U.S. considers a plea deal that would allow Julian Assange to go free, according to reports

Mar 21, 2024 | 0 comments

By Julian Borger

The US government is reported to be considering a plea deal offer to Julian Assange, allowing him to admit to a misdemeanor, but his lawyers say they have been “given no indication” Washington intends to change its approach.

Julian Assange

The Wall Street Journal reported on Wednesday that the US justice department was looking at ways to cut short the long London court battle of the WikiLeaks founder against extradition to the US on espionage charges for the publication 14 years ago of thousands of classified US documents related to the Afghanistan and Iraq wars.

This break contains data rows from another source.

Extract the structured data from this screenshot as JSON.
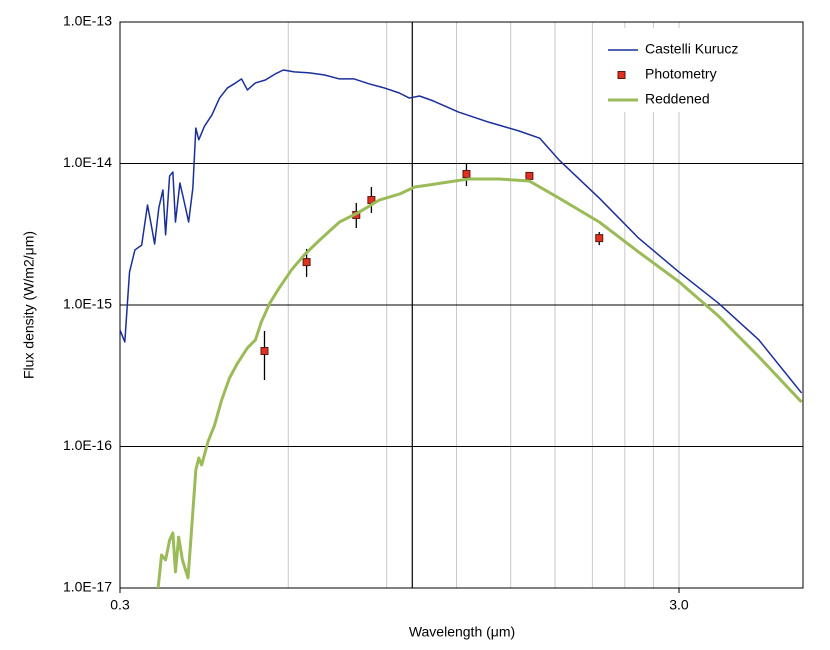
{
  "chart_data": {
    "type": "line",
    "x_label": "Wavelength (μm)",
    "y_label": "Flux density (W/m2/μm)",
    "x_scale": "log",
    "y_scale": "log",
    "grid": true,
    "legend": "upper right",
    "xlim": [
      0.3,
      5
    ],
    "ylim": [
      1e-17,
      1e-13
    ],
    "xticks": [
      0.3,
      {
        "value": 3,
        "label": "3.0"
      }
    ],
    "xgrid_major": [
      1
    ],
    "xgrid_minor": [
      0.6,
      0.9,
      1.2,
      1.5,
      1.8,
      2.1,
      2.4,
      2.7,
      3.0
    ],
    "yticks": [
      {
        "value": 1e-17,
        "label": "1.0E-17"
      },
      {
        "value": 1e-16,
        "label": "1.0E-16"
      },
      {
        "value": 1e-15,
        "label": "1.0E-15"
      },
      {
        "value": 1e-14,
        "label": "1.0E-14"
      },
      {
        "value": 1e-13,
        "label": "1.0E-13"
      }
    ],
    "series": [
      {
        "name": "Castelli Kurucz",
        "color": "#1a2f9a",
        "mode": "line",
        "width": 1.5,
        "x": [
          0.3,
          0.306,
          0.312,
          0.319,
          0.328,
          0.336,
          0.342,
          0.346,
          0.352,
          0.358,
          0.362,
          0.368,
          0.373,
          0.377,
          0.384,
          0.392,
          0.398,
          0.405,
          0.41,
          0.415,
          0.425,
          0.438,
          0.452,
          0.467,
          0.483,
          0.495,
          0.507,
          0.524,
          0.546,
          0.569,
          0.588,
          0.615,
          0.655,
          0.697,
          0.741,
          0.787,
          0.838,
          0.891,
          0.948,
          0.988,
          1.03,
          1.09,
          1.21,
          1.37,
          1.55,
          1.69,
          1.83,
          2.16,
          2.54,
          3.0,
          3.53,
          4.17,
          4.97
        ],
        "values": [
          6.65e-16,
          5.48e-16,
          1.71e-15,
          2.45e-15,
          2.65e-15,
          5.09e-15,
          3.5e-15,
          2.7e-15,
          4.85e-15,
          6.5e-15,
          3.13e-15,
          8.17e-15,
          8.71e-15,
          3.86e-15,
          7.28e-15,
          5.09e-15,
          3.86e-15,
          6.71e-15,
          1.78e-14,
          1.47e-14,
          1.84e-14,
          2.2e-14,
          2.9e-14,
          3.42e-14,
          3.71e-14,
          3.96e-14,
          3.31e-14,
          3.71e-14,
          3.89e-14,
          4.3e-14,
          4.58e-14,
          4.44e-14,
          4.37e-14,
          4.22e-14,
          3.96e-14,
          3.96e-14,
          3.65e-14,
          3.42e-14,
          3.15e-14,
          2.9e-14,
          3e-14,
          2.77e-14,
          2.31e-14,
          1.96e-14,
          1.7e-14,
          1.51e-14,
          1.06e-14,
          5.7e-15,
          2.97e-15,
          1.71e-15,
          1.03e-15,
          5.66e-16,
          2.39e-16
        ]
      },
      {
        "name": "Photometry",
        "color": "#e03020",
        "mode": "markers",
        "x": [
          0.544,
          0.647,
          0.794,
          0.845,
          1.25,
          1.62,
          2.16
        ],
        "values": [
          4.73e-16,
          2.01e-15,
          4.33e-15,
          5.52e-15,
          8.43e-15,
          8.17e-15,
          2.97e-15
        ],
        "error_low": [
          2.95e-16,
          1.58e-15,
          3.5e-15,
          4.47e-15,
          6.93e-15,
          7.52e-15,
          2.65e-15
        ],
        "error_high": [
          6.55e-16,
          2.49e-15,
          5.26e-15,
          6.82e-15,
          1.01e-14,
          8.71e-15,
          3.28e-15
        ]
      },
      {
        "name": "Reddened",
        "color": "#9bbb59",
        "mode": "line",
        "width": 3,
        "x": [
          0.351,
          0.356,
          0.362,
          0.368,
          0.373,
          0.377,
          0.382,
          0.388,
          0.397,
          0.401,
          0.41,
          0.415,
          0.42,
          0.431,
          0.443,
          0.456,
          0.471,
          0.487,
          0.507,
          0.524,
          0.537,
          0.556,
          0.578,
          0.608,
          0.641,
          0.683,
          0.741,
          0.804,
          0.873,
          0.948,
          1.01,
          1.07,
          1.16,
          1.26,
          1.43,
          1.62,
          1.83,
          2.16,
          2.54,
          3.0,
          3.53,
          4.17,
          4.97
        ],
        "values": [
          1e-17,
          1.71e-17,
          1.58e-17,
          2.18e-17,
          2.45e-17,
          1.3e-17,
          2.29e-17,
          1.58e-17,
          1.18e-17,
          2.01e-17,
          6.83e-17,
          8.3e-17,
          7.4e-17,
          1.08e-16,
          1.42e-16,
          2.13e-16,
          3.05e-16,
          3.89e-16,
          4.97e-16,
          5.66e-16,
          7.59e-16,
          1.03e-15,
          1.32e-15,
          1.77e-15,
          2.26e-15,
          2.88e-15,
          3.86e-15,
          4.54e-15,
          5.52e-15,
          6.08e-15,
          6.82e-15,
          7.05e-15,
          7.4e-15,
          7.77e-15,
          7.77e-15,
          7.52e-15,
          5.7e-15,
          3.86e-15,
          2.37e-15,
          1.46e-15,
          8.36e-16,
          4.3e-16,
          2.06e-16
        ]
      }
    ]
  }
}
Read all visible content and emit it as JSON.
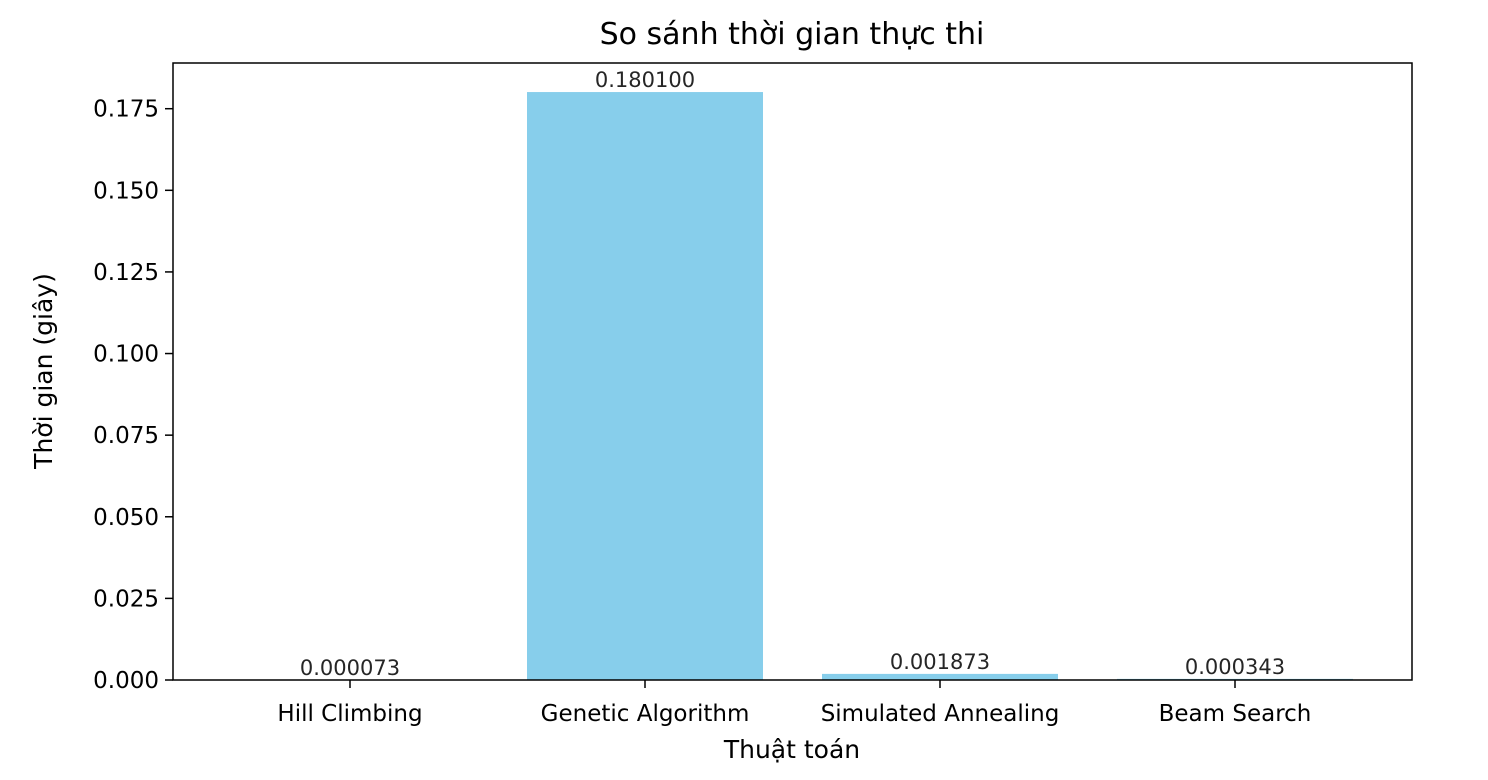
{
  "chart_data": {
    "type": "bar",
    "title": "So sánh thời gian thực thi",
    "xlabel": "Thuật toán",
    "ylabel": "Thời gian (giây)",
    "categories": [
      "Hill Climbing",
      "Genetic Algorithm",
      "Simulated Annealing",
      "Beam Search"
    ],
    "values": [
      7.3e-05,
      0.1801,
      0.001873,
      0.000343
    ],
    "value_labels": [
      "0.000073",
      "0.180100",
      "0.001873",
      "0.000343"
    ],
    "ylim": [
      0,
      0.189
    ],
    "yticks": [
      0,
      0.025,
      0.05,
      0.075,
      0.1,
      0.125,
      0.15,
      0.175
    ],
    "ytick_labels": [
      "0.000",
      "0.025",
      "0.050",
      "0.075",
      "0.100",
      "0.125",
      "0.150",
      "0.175"
    ],
    "bar_color": "#87ceeb",
    "grid": false,
    "legend": "none"
  }
}
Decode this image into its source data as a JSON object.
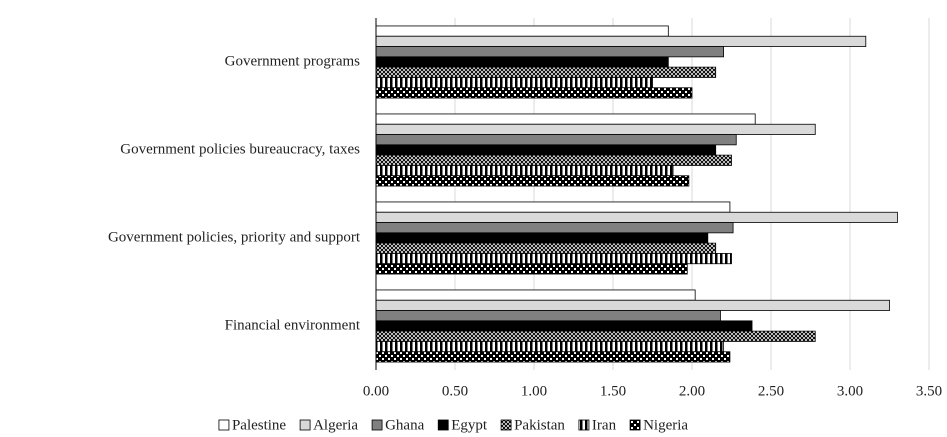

The report said a plan under consideration would be to drop the current 18 charges under the Espionage Act, if Assange pleaded guilty to mishandling classified documents, a misdemeanor offence. Assange would be able to enter the plea remotely from London and would likely be free soon after the deal was agreed to, as he has already spent five years in custody in the UK.

However, Assange’s legal team said they were not aware of any change in the prosecution strategy.

One of Assange’s defence attorneys, Barry Pollack, said in a statement: “It is inappropriate for Mr Assange’s lawyers to comment while his case is before the UK high court other than to say we have been given no indication that the Department of Justice intends to resolve the case and the United States is continuing with as much determination as ever to seek his extradition on all 18 charges, exposing him to 175 years in prison.”

The high court is expected to decide in the next few weeks whether to grant Assange a further right to appeal his extradition. Assange, who is being held in the high-security Belmarsh prison, was said to be too ill to go to the Royal Courts of Justice to attend the most recent hearing there last month.

If the two judges rule against him, he will have exhausted all UK options to challenge the extradition, and the sole remaining avenue open to him would be the European court of human rights, which could order the UK not to go ahead with the extradition until the court has heard the case. If that fails, Assange could be taken to the US within a few days.

Assange’s extradition would be politically difficult for the Biden administration, particularly in an election year. The previous Democratic administration, under Barack Obama, ultimately decided not to charge Assange because of fears that doing so would infringe first amendment rights guaranteeing freedom of the press.

In 2019, the Trump administration pressed ahead with charges under the 1917 Espionage Act, seeking to differentiate conventional journalism from Assange’s actions, which provided a platform for the publication of leaked secret documents, and which prosecutors allege he knew would put lives in jeopardy.

In a hearing on Assange’s permission to appeal in February, his defence lawyers argued he could be targeted by US state agencies for “extra-legal attack elimination” if he were extradited, particularly given “the real possibility of a return of a Trump administration”.